Simpson, 19 at the time, had been at the airport to pick up her boyfriend.

Outside the terminal, police officers surrounded Simpson, aiming machine guns at her and ordering her to raise her hands.

She was charged with possession of a hoax device, which carries a 2 1/2-year jail sentence, said Jake Wark, a spokesman for the Suffolk district attorney's office.

Wark said it is too early to say what sentence prosecutors will seek in the case.

"We're still trying to get it to trial," he said. "We are ready to go to trial, and we have been for quite some time. Clearly we are pleased the case was not dismissed."

Simpson, who is from Lahaina, Hawaii, appeared briefly at the 9 a.m. court hearing for the judge's decision.

She did not speak to reporters and her lawyer, Thomas Dwyer Jr., said yesterday that she was not available for interviews.

When asked what she wore to the hearing, Dwyer said, "Nothing flashy."

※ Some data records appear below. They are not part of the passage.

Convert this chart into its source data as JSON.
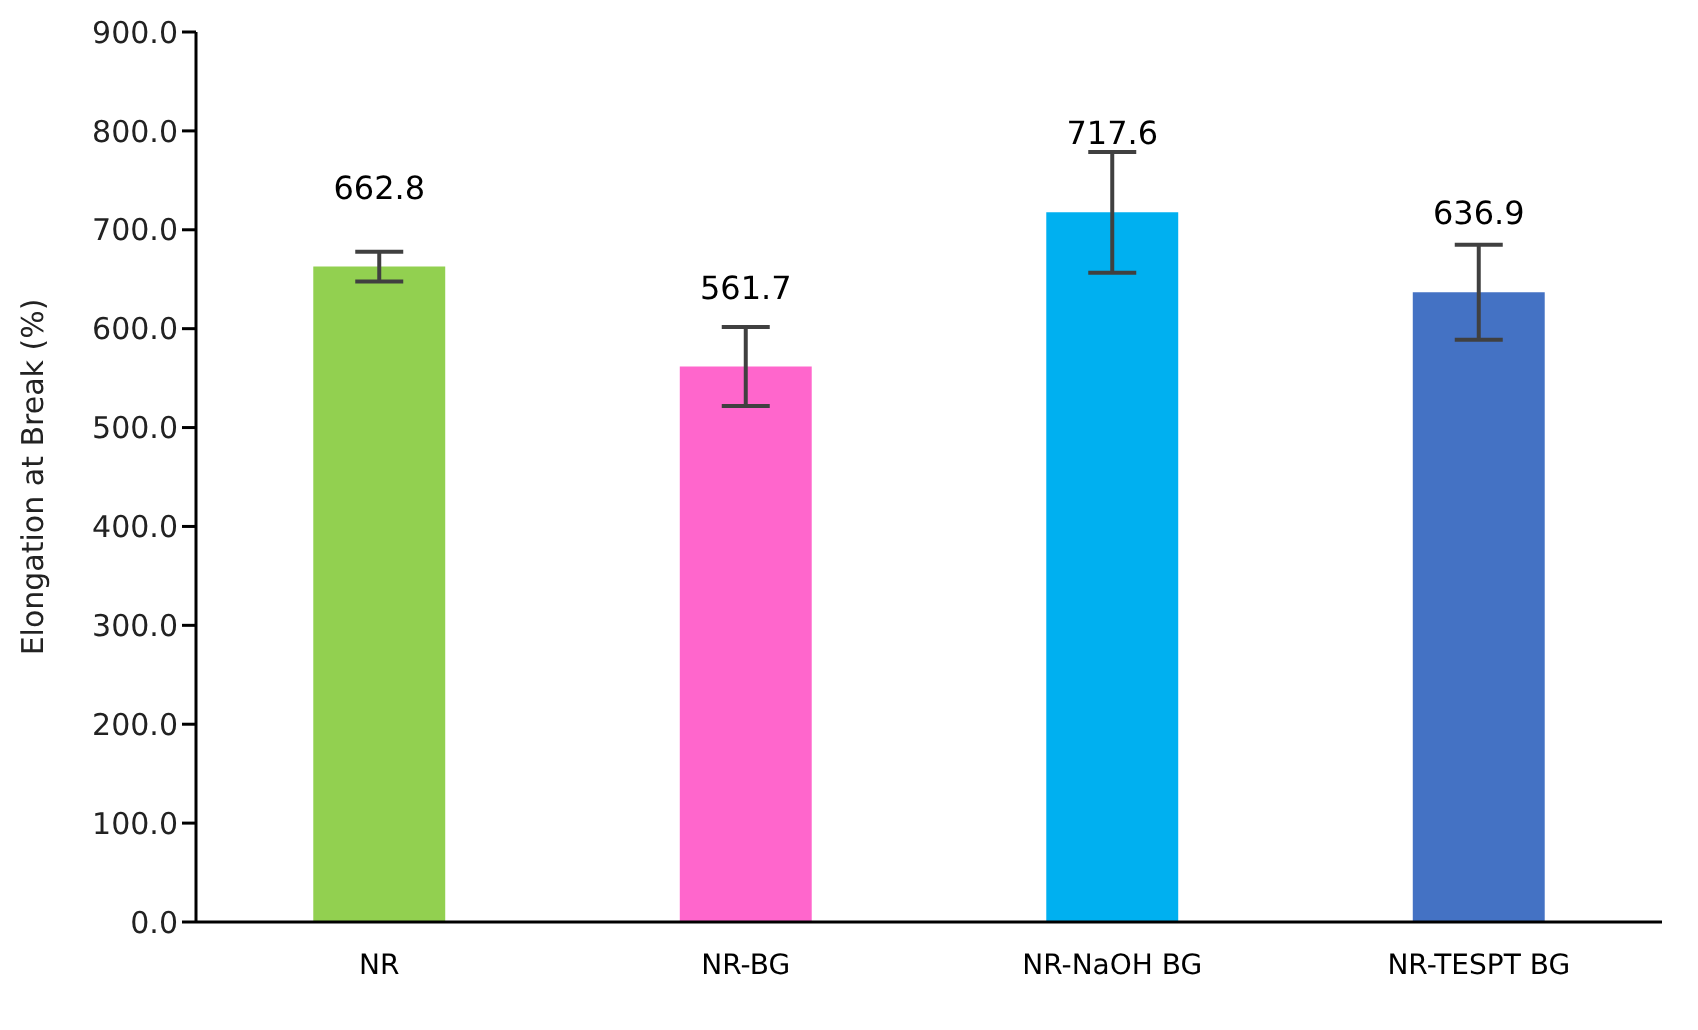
{
  "chart_data": {
    "type": "bar",
    "ylabel": "Elongation at Break (%)",
    "categories": [
      "NR",
      "NR-BG",
      "NR-NaOH BG",
      "NR-TESPT BG"
    ],
    "values": [
      662.8,
      561.7,
      717.6,
      636.9
    ],
    "colors": [
      "#92d050",
      "#ff66cc",
      "#00b0f0",
      "#4472c4"
    ],
    "errors": [
      15,
      40,
      61,
      48
    ],
    "data_labels": true,
    "ylim": [
      0,
      900
    ],
    "yticks": [
      {
        "value": 0,
        "label": "0.0"
      },
      {
        "value": 100,
        "label": "100.0"
      },
      {
        "value": 200,
        "label": "200.0"
      },
      {
        "value": 300,
        "label": "300.0"
      },
      {
        "value": 400,
        "label": "400.0"
      },
      {
        "value": 500,
        "label": "500.0"
      },
      {
        "value": 600,
        "label": "600.0"
      },
      {
        "value": 700,
        "label": "700.0"
      },
      {
        "value": 800,
        "label": "800.0"
      },
      {
        "value": 900,
        "label": "900.0"
      }
    ],
    "grid": false,
    "legend": false
  }
}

Dwyer denied that the device could have been confused with an incendiary device and said Simpson had a First Amendment right to express herself by wearing it. He said yesterday that an airport clerk had asked Simpson to turn off the device's blinking lights while she was inside the terminal and that Simpson complied by unplugging its battery.

"There was no power source," Dwyer said. "If it could not have been an incendiary device at all, how could it be a hoax?"